Goffredi also traveled for three weeks off the west coast of Costa Rica in a human-occupied submersible called ‘Alvin.’
According to Goffredi, her most recent interesting finding is a worm that lives in a calcareous tube and collects around deep-sea vents. The worm was previously thought to filter feed, but Goffredi’s findings suggest it actually teams up with a methane-oxidizing bacteria to feed.
“We see evidence of it incorporating methane into its tissues — and no animals can use methane as a source of carbon,” Goffredi said. “But by teaming up with bacteria, this worm now has this special power to use methane as a source of carbon. You wonder then, what is the giant sphere of influence of these habitats on other animals? We are currently uncovering this association and we’re really excited about it.”
According to Goffredi, the ocean is piling up with trash.
“We go to literally two miles deep in the ocean, and we see Coke cans, plastic bags and clothing,” Goffredi said. “It’s just unbelievable. We don’t necessarily see it unless its a giant floating garbage patch. It’s really shocking to me when we go deep into the ocean and we see human trash.”
Professor Amber Stubler takes students with her on research trips to the Carribean to study how humans have changed the way ecosystems function. She has traveled to Jamaica annually since 2007 to collect data from seafloor tiles on coral recruitment and get an idea on how the coral reef is changing — whether it is recovering or staying the same over time. Stubler received a faculty-led Richter Research Abroad grant and will take three students with her to Jamaica in June.
“We’re going to be able to match the survey data that we collect this summer to the ten years worth of coral recruitment, and it will give us an estimate of whether the corals that we sampled over the last 10 years making it successfully into the coral population,” Stubler said.
Professor John McCormack took students to Baja California with a grant from the National Science Foundation to resurvey the sites the birds housed in the Moore Lab were originally collected from. McCormack and his team of ten students and faculty accessed the site by carrying in equipment on horseback, a 5-hour trip to their camping site.
“There are literally no people in this mountain range at all,” McCormack said.
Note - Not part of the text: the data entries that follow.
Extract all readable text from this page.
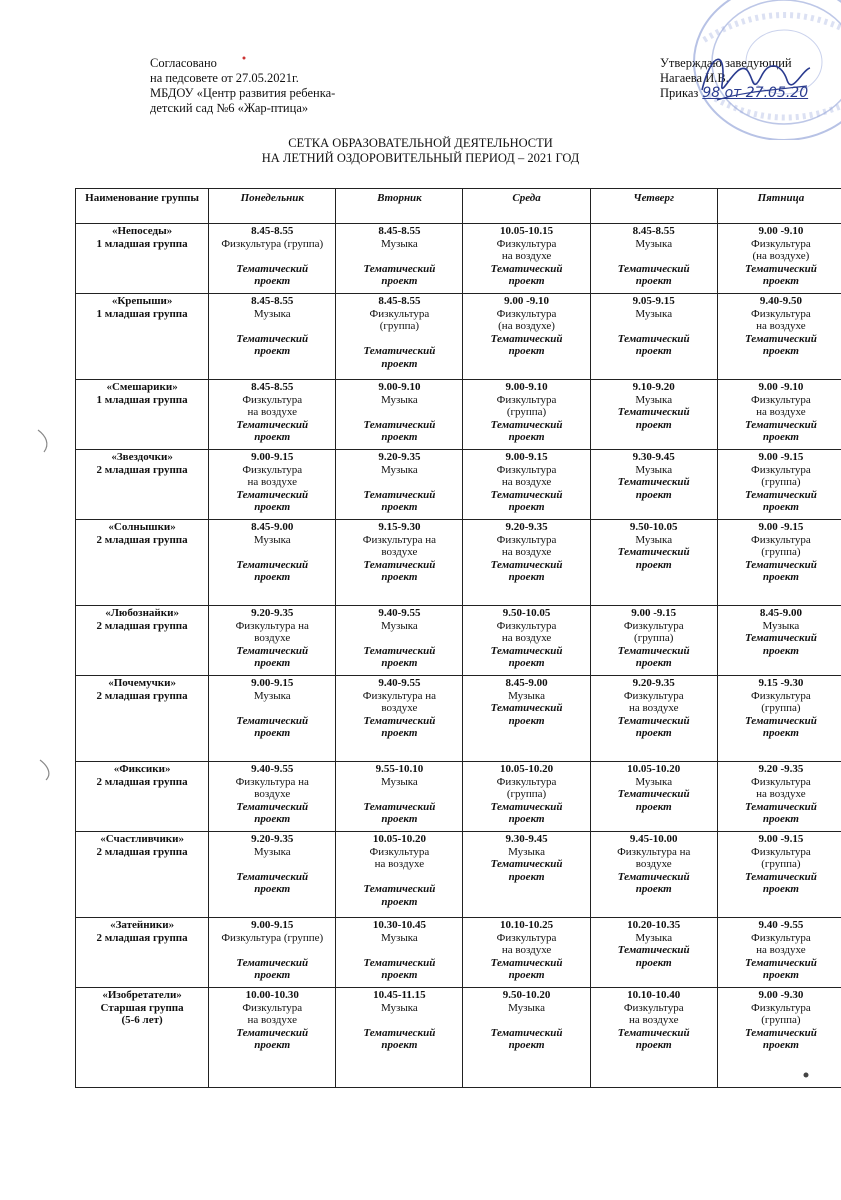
Согласовано
на педсовете от 27.05.2021г.
МБДОУ «Центр развития ребенка-
детский сад №6 «Жар-птица»
Утверждаю заведующий
Нагаева И.В.
Приказ 98 от 27.05.20
СЕТКА ОБРАЗОВАТЕЛЬНОЙ ДЕЯТЕЛЬНОСТИ
НА ЛЕТНИЙ ОЗДОРОВИТЕЛЬНЫЙ ПЕРИОД – 2021 ГОД
Наименование группы	Понедельник	Вторник	Среда	Четверг	Пятница

«Непоседы»
1 младшая группа	8.45-8.55
Физкультура (группа)

Тематический
проект	8.45-8.55
Музыка

Тематический
проект	10.05-10.15
Физкультура
на воздухе
Тематический
проект	8.45-8.55
Музыка

Тематический
проект	9.00 -9.10
Физкультура
(на воздухе)
Тематический
проект

«Крепыши»
1 младшая группа	8.45-8.55
Музыка

Тематический
проект	8.45-8.55
Физкультура
(группа)

Тематический
проект	9.00 -9.10
Физкультура
(на воздухе)
Тематический
проект	9.05-9.15
Музыка

Тематический
проект	9.40-9.50
Физкультура
на воздухе
Тематический
проект

«Смешарики»
1 младшая группа	8.45-8.55
Физкультура
на воздухе
Тематический
проект	9.00-9.10
Музыка

Тематический
проект	9.00-9.10
Физкультура
(группа)
Тематический
проект	9.10-9.20
Музыка
Тематический
проект	9.00 -9.10
Физкультура
на воздухе
Тематический
проект

«Звездочки»
2 младшая группа	9.00-9.15
Физкультура
на воздухе
Тематический
проект	9.20-9.35
Музыка

Тематический
проект	9.00-9.15
Физкультура
на воздухе
Тематический
проект	9.30-9.45
Музыка
Тематический
проект	9.00 -9.15
Физкультура
(группа)
Тематический
проект

«Солнышки»
2 младшая группа	8.45-9.00
Музыка

Тематический
проект	9.15-9.30
Физкультура на
воздухе
Тематический
проект	9.20-9.35
Физкультура
на воздухе
Тематический
проект	9.50-10.05
Музыка
Тематический
проект	9.00 -9.15
Физкультура
(группа)
Тематический
проект

«Любознайки»
2 младшая группа	9.20-9.35
Физкультура на
воздухе
Тематический
проект	9.40-9.55
Музыка

Тематический
проект	9.50-10.05
Физкультура
на воздухе
Тематический
проект	9.00 -9.15
Физкультура
(группа)
Тематический
проект	8.45-9.00
Музыка
Тематический
проект

«Почемучки»
2 младшая группа	9.00-9.15
Музыка

Тематический
проект	9.40-9.55
Физкультура на
воздухе
Тематический
проект	8.45-9.00
Музыка
Тематический
проект	9.20-9.35
Физкультура
на воздухе
Тематический
проект	9.15 -9.30
Физкультура
(группа)
Тематический
проект

«Фиксики»
2 младшая группа	9.40-9.55
Физкультура на
воздухе
Тематический
проект	9.55-10.10
Музыка

Тематический
проект	10.05-10.20
Физкультура
(группа)
Тематический
проект	10.05-10.20
Музыка
Тематический
проект	9.20 -9.35
Физкультура
на воздухе
Тематический
проект

«Счастливчики»
2 младшая группа	9.20-9.35
Музыка

Тематический
проект	10.05-10.20
Физкультура
на воздухе

Тематический
проект	9.30-9.45
Музыка
Тематический
проект	9.45-10.00
Физкультура на
воздухе
Тематический
проект	9.00 -9.15
Физкультура
(группа)
Тематический
проект

«Затейники»
2 младшая группа	9.00-9.15
Физкультура (группе)

Тематический
проект	10.30-10.45
Музыка

Тематический
проект	10.10-10.25
Физкультура
на воздухе
Тематический
проект	10.20-10.35
Музыка
Тематический
проект	9.40 -9.55
Физкультура
на воздухе
Тематический
проект

«Изобретатели»
Старшая группа
(5-6 лет)	10.00-10.30
Физкультура
на воздухе
Тематический
проект	10.45-11.15
Музыка

Тематический
проект	9.50-10.20
Музыка

Тематический
проект	10.10-10.40
Физкультура
на воздухе
Тематический
проект	9.00 -9.30
Физкультура
(группа)
Тематический
проект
After two trips to the Sierra San Pedro Martir mountain range, McCormack has noticed some distinct changes, particularly in one bird called the Rock Wren, which has moved up into higher elevations. McCormack thinks this may be a response to global warming.
“Birds that were in the desert before have moved up into the pine forest,” McCormack said.
McCormack will travel to Veracruz, Mexico at the end of May. On this trip, no students will be in attendance as they have never visited this site before. McCormack said he prefers to take students on trips that have been proven safe in all respects.